Nevertheless, I am using Postfix with Amavis + SpamAssassin and have multiple of RBLs added, even the mentioned one zen.spamhaus.org / dbl.spamhaus.org on smtpd_recipient_restrictions.
I haven’t experienced any issues so far for now while using 18.104.22.168/22.214.171.124 added to my “resolv.conf” on the Linux OS servers.
Isn’t the origin host/server IP (with configured PTR) in the request while querying?
May I ask in which logs did you get them?
I cannot grep any of the stated error so far in my logs - might be I am looking into wrong ones?
Could be I wrongly misunderstood the referenced article in your post.
This is not related to an IP actually being on a Spamhaus blacklist.
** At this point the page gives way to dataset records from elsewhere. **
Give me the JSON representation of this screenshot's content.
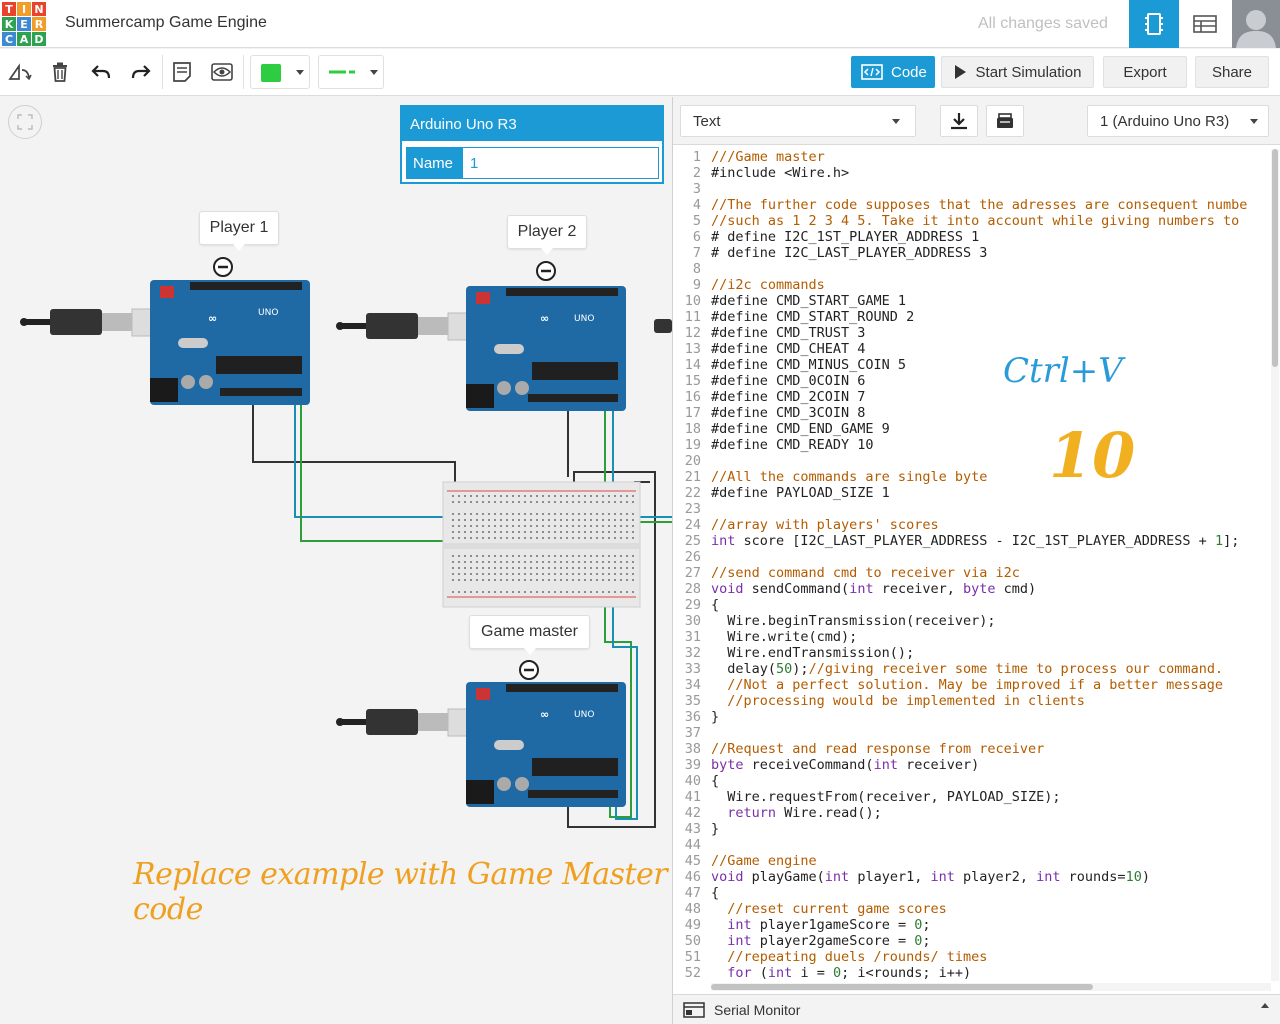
{
  "header": {
    "logo_letters": [
      "T",
      "I",
      "N",
      "K",
      "E",
      "R",
      "C",
      "A",
      "D"
    ],
    "logo_colors": [
      "#e8432d",
      "#f29d2a",
      "#e8432d",
      "#2ea24f",
      "#3d8ad1",
      "#f29d2a",
      "#3d8ad1",
      "#2ea24f",
      "#2ea24f"
    ],
    "project_title": "Summercamp Game Engine",
    "save_status": "All changes saved",
    "accent": "#1b9ad6"
  },
  "toolbar": {
    "color_value": "#2ecc40",
    "code_label": "Code",
    "start_simulation_label": "Start Simulation",
    "export_label": "Export",
    "share_label": "Share"
  },
  "inspector": {
    "title": "Arduino Uno R3",
    "name_label": "Name",
    "name_value": "1"
  },
  "callouts": {
    "player1": "Player 1",
    "player2": "Player 2",
    "gamemaster": "Game master"
  },
  "annotations": {
    "ctrl_v": "Ctrl+V",
    "ten": "10",
    "replace_note": "Replace example with Game Master code"
  },
  "code_panel": {
    "mode": "Text",
    "device": "1 (Arduino Uno R3)",
    "serial_monitor": "Serial Monitor",
    "lines": [
      [
        "cm",
        "///Game master"
      ],
      [
        "src",
        "#include <Wire.h>"
      ],
      [
        "src",
        ""
      ],
      [
        "cm",
        "//The further code supposes that the adresses are consequent numbe"
      ],
      [
        "cm",
        "//such as 1 2 3 4 5. Take it into account while giving numbers to"
      ],
      [
        "src",
        "# define I2C_1ST_PLAYER_ADDRESS 1"
      ],
      [
        "src",
        "# define I2C_LAST_PLAYER_ADDRESS 3"
      ],
      [
        "src",
        ""
      ],
      [
        "cm",
        "//i2c commands"
      ],
      [
        "src",
        "#define CMD_START_GAME 1"
      ],
      [
        "src",
        "#define CMD_START_ROUND 2"
      ],
      [
        "src",
        "#define CMD_TRUST 3"
      ],
      [
        "src",
        "#define CMD_CHEAT 4"
      ],
      [
        "src",
        "#define CMD_MINUS_COIN 5"
      ],
      [
        "src",
        "#define CMD_0COIN 6"
      ],
      [
        "src",
        "#define CMD_2COIN 7"
      ],
      [
        "src",
        "#define CMD_3COIN 8"
      ],
      [
        "src",
        "#define CMD_END_GAME 9"
      ],
      [
        "src",
        "#define CMD_READY 10"
      ],
      [
        "src",
        ""
      ],
      [
        "cm",
        "//All the commands are single byte"
      ],
      [
        "src",
        "#define PAYLOAD_SIZE 1"
      ],
      [
        "src",
        ""
      ],
      [
        "cm",
        "//array with players' scores"
      ],
      [
        "src",
        "int score [I2C_LAST_PLAYER_ADDRESS - I2C_1ST_PLAYER_ADDRESS + 1];"
      ],
      [
        "src",
        ""
      ],
      [
        "cm",
        "//send command cmd to receiver via i2c"
      ],
      [
        "src",
        "void sendCommand(int receiver, byte cmd)"
      ],
      [
        "src",
        "{"
      ],
      [
        "src",
        "  Wire.beginTransmission(receiver);"
      ],
      [
        "src",
        "  Wire.write(cmd);"
      ],
      [
        "src",
        "  Wire.endTransmission();"
      ],
      [
        "src",
        "  delay(50);//giving receiver some time to process our command."
      ],
      [
        "cm",
        "  //Not a perfect solution. May be improved if a better message"
      ],
      [
        "cm",
        "  //processing would be implemented in clients"
      ],
      [
        "src",
        "}"
      ],
      [
        "src",
        ""
      ],
      [
        "cm",
        "//Request and read response from receiver"
      ],
      [
        "src",
        "byte receiveCommand(int receiver)"
      ],
      [
        "src",
        "{"
      ],
      [
        "src",
        "  Wire.requestFrom(receiver, PAYLOAD_SIZE);"
      ],
      [
        "src",
        "  return Wire.read();"
      ],
      [
        "src",
        "}"
      ],
      [
        "src",
        ""
      ],
      [
        "cm",
        "//Game engine"
      ],
      [
        "src",
        "void playGame(int player1, int player2, int rounds=10)"
      ],
      [
        "src",
        "{"
      ],
      [
        "cm",
        "  //reset current game scores"
      ],
      [
        "src",
        "  int player1gameScore = 0;"
      ],
      [
        "src",
        "  int player2gameScore = 0;"
      ],
      [
        "cm",
        "  //repeating duels /rounds/ times"
      ],
      [
        "src",
        "  for (int i = 0; i<rounds; i++)"
      ],
      [
        "src",
        ""
      ]
    ]
  }
}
This related to anyone using the Spamhaus blocklist public mirrors to check IP reputation (i.e. checking incoming connections to your email server to see if they are on the Spamhaus blocklist). I believe the Spamhaus blocklists were free at one point but are now a paid service for commercial use. This change appears to be an effort for Spamhaus to stop non-paying companies from using their blocklist service…which is understandable. Their reasoning is that when a lookup to the Spamhaus block list is performed and queried by a public DNS resolver (such as Cloudflare), they cannot attribute the number of queries a specific IP is making to enforce their free tier limit. Per the linked blog post from Spamhaus, in mid February they started rolling out this change.
Typically when you check a clean IP against the Spamhaus DNSBL, you should expect to get an “NXDOMAIN” response. However, with this change, anyone using Cloudflare for a public DNS resolver who tries to check an IP against any Spamhaus blocklist public mirrors (i.e. zen.spamhaus[.]org) will now get a DNS query answer of 127.255.255.254 instead of NXDOMAIN. According to the Spamhaus docs, this is due to the query coming from an open/public DNS resolver. See this FAQ from Spamhaus.
The way to correct this is to sign up for the Spamhaus Data Query Service (DQS). It’s spelled out in the blog post, but Spamhaus does still have a free tier for certain use cases. At any rate, you have to sign up for an account. When you do, they will provide you with a unique key that you append to your blocklist query. This will allow you to continue to use the public Cloudflare DNS resolver, while still allowing Spamhaus to attribute the DNS lookups to your specific account.
I will note that this seems to be intermittent right now. We were seeing a mix of nxdomain and the answer of 127.255.255.254. Email delivery for us was very hit or miss and it took a bit to track down the actual cause. That said, according to the blog post from Spamhaus, they began “slowly” rolling this out on February 15, 2022 with no definitive end date. Given what we saw, I would suspect it is not fully rolled out yet so it may not impact you at all or intermittently at this point.